PyRsquared picture PyRsquared · Jun 4, 2018 · Viewed 8.2k times · Source

I want to read in a PDF file using PyMuPDF. All I need is plain text (no need to extract info on color, fonts, tables etc.).

I have tried the following

import fitz
from fitz import TextPage
ifile = "C:\\user\\docs\\aPDFfile.pdf"
doc = TextPage(ifile)
>>> TypeError: in method 'new_TextPage', argument 1 of type 'struct fz_rect_s *'

Which doesn't work, so then I tried

doc = fitz.Document(ifile)
t = TextPage.extractText(doc)
>>> AttributeError: 'Document' object has no attribute '_extractText'

which again doesn't work.

Then I found a great blog from one of the authors of PyMuPDF which has detailed code on extracting text in the order it is read from the file. But everytime I run this code with a different PDF I get KeyError: 'lines' (line 81 in the code) or KeyError: "bbox" (line 60 in the code).
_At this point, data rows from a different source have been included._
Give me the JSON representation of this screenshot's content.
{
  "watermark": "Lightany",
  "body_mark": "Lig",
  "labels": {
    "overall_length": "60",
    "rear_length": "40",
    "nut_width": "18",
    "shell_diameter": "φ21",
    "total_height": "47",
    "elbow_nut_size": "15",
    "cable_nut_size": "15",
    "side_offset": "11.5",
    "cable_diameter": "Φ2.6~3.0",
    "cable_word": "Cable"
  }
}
I can't post the PDF's here because they are confidential, and I appreciate that would be useful information to have here. But is there any way I can just do the simplest task which PyMuPDF is meant to do: extract plain text from a PDF, un-ordered or otherwise (I don't mind much)?

Answer

Vasko picture Vasko · Jan 14, 2019

The process of extracting text following your example using PyMuPDF is:

import fitz

filepath = "C:\\user\\docs\\aPDFfile.pdf"

text = ''
with fitz.open(filepath ) as doc:
    for page in doc:
        text+= page.getText()
print(text)

The blog you followed is great, but a little bit outdated, some of the methods are depreciated.